Il est pour le moins curieux que la Ville de Genève ait jugé bon d'inviter Astrid Betancourt, la sœur d'Ingrid, à s'exprimer seule devant eux. Sans l’ombre d'un débat, que le simple esprit démocratique réclamerait. Le point de vue de Mme Betancourt est en effet compréhensible, mais très particulier. Elle aime sa sœur et c'est normal, mais aveuglée par cet amour, elle ne se rend pas compte que son action aide les FARC à continuer d'exister, à enlever et massacrer de nouvelles personnes innocentes. Les FARC, ces bourreaux de sa propre sœur.    

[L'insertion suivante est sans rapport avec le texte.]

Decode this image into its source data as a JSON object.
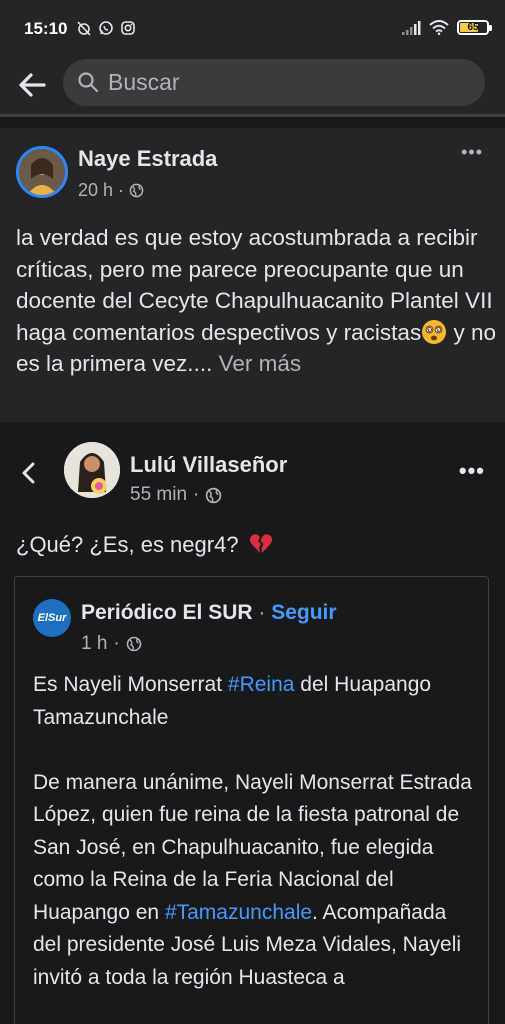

L'histoire personnelle d'Ingrid Betancourt jusqu'à son enlèvement est déjà en soi admirable. Si j'avais été colombien, j'aurais sans doute voulu voter pour elle. Mais je ne suis pas sûr que, vivant dans sa chair la barbarie des FARC et connaissant son amour des gens et de son pays, ainsi que ses tentatives d'évasion,  marques d'un courage indomptable, je ne suis pas certain qu'elle approuverait l'attitude de certains membres de sa famille.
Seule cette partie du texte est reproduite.